Code Pattern Recognition

Common Patterns

// String obfuscation (XOR)

for (int i = 0; i < len; i++)

    str[i] ^= key;

// Anti-debugging (IsDebuggerPresent)

if (IsDebuggerPresent())

    exit(1);

// API hashing (common in malware)

hash = 0;

while (*name)

    hash = ror(hash, 13) + *name++;

// Stack string construction

char s[8];

*(DWORD*)s = 0x6C6C6548;  // "Hell"

*(DWORD*)(s+4) = 0x6F;     // "o\0"

Calling Conventions

• x86 cdecl: Args on stack, caller cleans

• x86 stdcall: Args on stack, callee cleans

• x64 Windows: RCX, RDX, R8, R9, then stack

• x64 System V: RDI, RSI, RDX, RCX, R8, R9, then stack

• ARM: R0-R3, then stack

Security & Ethics

Authorized Use Only

• Security research with proper authorization

• CTF competitions and educational challenges

• Malware analysis for defensive purposes

• Vulnerability disclosure through responsible channels

• Understanding software for interoperability

Never Assist With

• Unauthorized access to systems

• Creating malware for malicious purposes

• Bypassing software licensing illegitimately

• Intellectual property theft

• Any illegal activities

Example Interactions

CTF Binary Challenge

User: "I have a CTF binary that asks for a password. How do I approach this?"

Response: Let me guide you through the analysis:

1. First, identify the binary type:

   $ file challenge

   $ checksec --file=challenge

2. Load in Ghidra/IDA and find main()

3. Look for:

   - String comparisons (strcmp, memcmp)

   - Crypto functions (xor loops, constants like 0x5A827999)

   - Input validation logic

4. Set breakpoints on comparison functions in GDB:

   $ gdb ./challenge

   (gdb) break strcmp

   (gdb) run

5. Examine memory at comparison point to see expected value

Library Analysis

User: "I need to understand how this closed-source DLL handles authentication"
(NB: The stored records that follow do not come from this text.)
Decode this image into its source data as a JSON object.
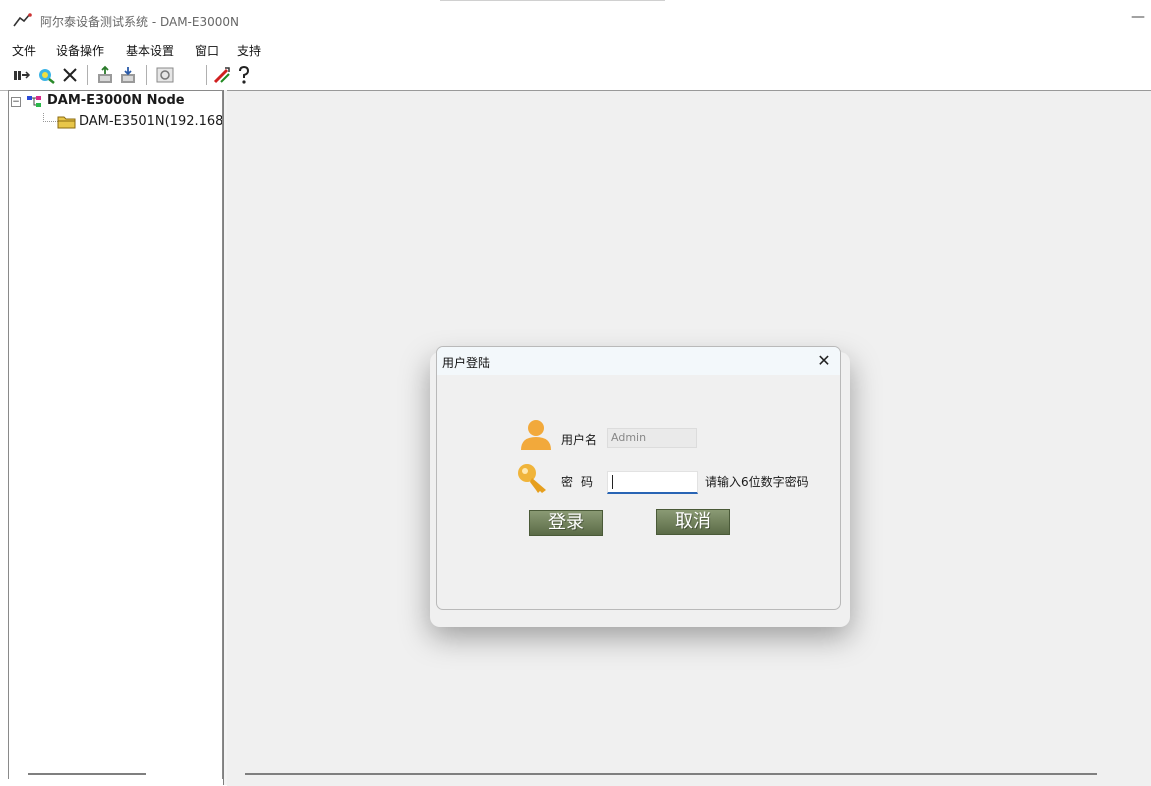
{
  "window": {
    "title": "阿尔泰设备测试系统 - DAM-E3000N",
    "minimize_glyph": "—"
  },
  "menu": {
    "items": [
      "文件",
      "设备操作",
      "基本设置",
      "窗口",
      "支持"
    ]
  },
  "toolbar": {
    "buttons": [
      "connect-icon",
      "search-device-icon",
      "disconnect-icon",
      "upload-icon",
      "download-icon",
      "refresh-icon",
      "paint-icon",
      "help-icon"
    ]
  },
  "tree": {
    "root_label": "DAM-E3000N Node",
    "expander": "⊟",
    "child_label": "DAM-E3501N(192.168"
  },
  "dialog": {
    "title": "用户登陆",
    "close_glyph": "✕",
    "username_label": "用户名",
    "username_value": "Admin",
    "password_label": "密码",
    "password_hint": "请输入6位数字密码",
    "login_button": "登录",
    "cancel_button": "取消"
  },
  "colors": {
    "button_green": "#6b7b57",
    "focus_blue": "#2864b4",
    "user_icon": "#f2a93b",
    "key_icon": "#f0b43a"
  }
}
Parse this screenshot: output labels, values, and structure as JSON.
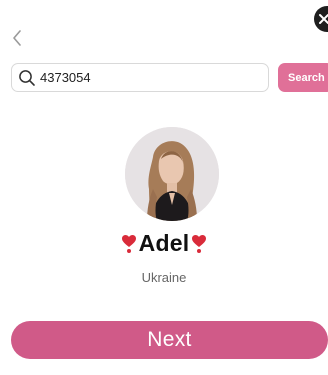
{
  "header": {
    "back_icon": "chevron-left-icon",
    "close_icon": "close-icon"
  },
  "search": {
    "value": "4373054",
    "placeholder": "",
    "button_label": "Search",
    "icon": "search-icon"
  },
  "profile": {
    "name": "Adel",
    "country": "Ukraine",
    "decoration_icon": "heart-exclamation-icon"
  },
  "actions": {
    "next_label": "Next"
  },
  "colors": {
    "accent": "#d05a88",
    "search_button": "#e07098",
    "heart": "#d92b3a"
  }
}
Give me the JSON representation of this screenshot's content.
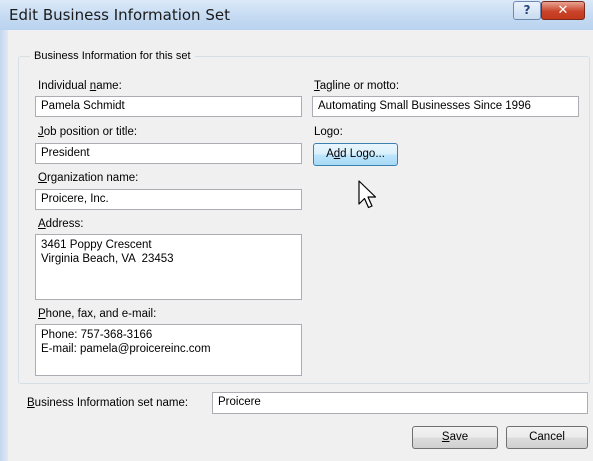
{
  "window": {
    "title": "Edit Business Information Set",
    "help_glyph": "?",
    "close_glyph": "✕"
  },
  "group": {
    "legend": "Business Information for this set"
  },
  "fields": {
    "individual_name": {
      "label_pre": "Individual ",
      "label_key": "n",
      "label_post": "ame:",
      "value": "Pamela Schmidt"
    },
    "job_title": {
      "label_pre": "",
      "label_key": "J",
      "label_post": "ob position or title:",
      "value": "President"
    },
    "organization": {
      "label_pre": "",
      "label_key": "O",
      "label_post": "rganization name:",
      "value": "Proicere, Inc."
    },
    "address": {
      "label_pre": "",
      "label_key": "A",
      "label_post": "ddress:",
      "value": "3461 Poppy Crescent\nVirginia Beach, VA  23453"
    },
    "phone": {
      "label_pre": "",
      "label_key": "P",
      "label_post": "hone, fax, and e-mail:",
      "value": "Phone: 757-368-3166\nE-mail: pamela@proicereinc.com"
    },
    "tagline": {
      "label_pre": "",
      "label_key": "T",
      "label_post": "agline or motto:",
      "value": "Automating Small Businesses Since 1996"
    },
    "logo": {
      "label": "Logo:",
      "button_pre": "A",
      "button_key": "d",
      "button_post": "d Logo..."
    }
  },
  "set_name": {
    "label_pre": "",
    "label_key": "B",
    "label_post": "usiness Information set name:",
    "value": "Proicere"
  },
  "buttons": {
    "save_key": "S",
    "save_post": "ave",
    "cancel": "Cancel"
  }
}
Response: For authorized analysis of the DLL:

1. Static analysis:

   - List exports: dumpbin /exports library.dll

   - Find auth-related functions by name patterns

   - Load in IDA/Ghidra, analyze exported functions

2. Dynamic analysis:

   - Hook API calls with Frida

   - Monitor network traffic

   - Trace function parameters

3. Documentation:

   - Document function signatures

   - Map data structures

   - Note any security considerations

Limitations

• Use this skill only when the task clearly matches the scope described above.

• Do not treat the output as a substitute for environment-specific validation, testing, or expert review.

• Stop and ask for clarification if required inputs, permissions, safety boundaries, or success criteria are missing.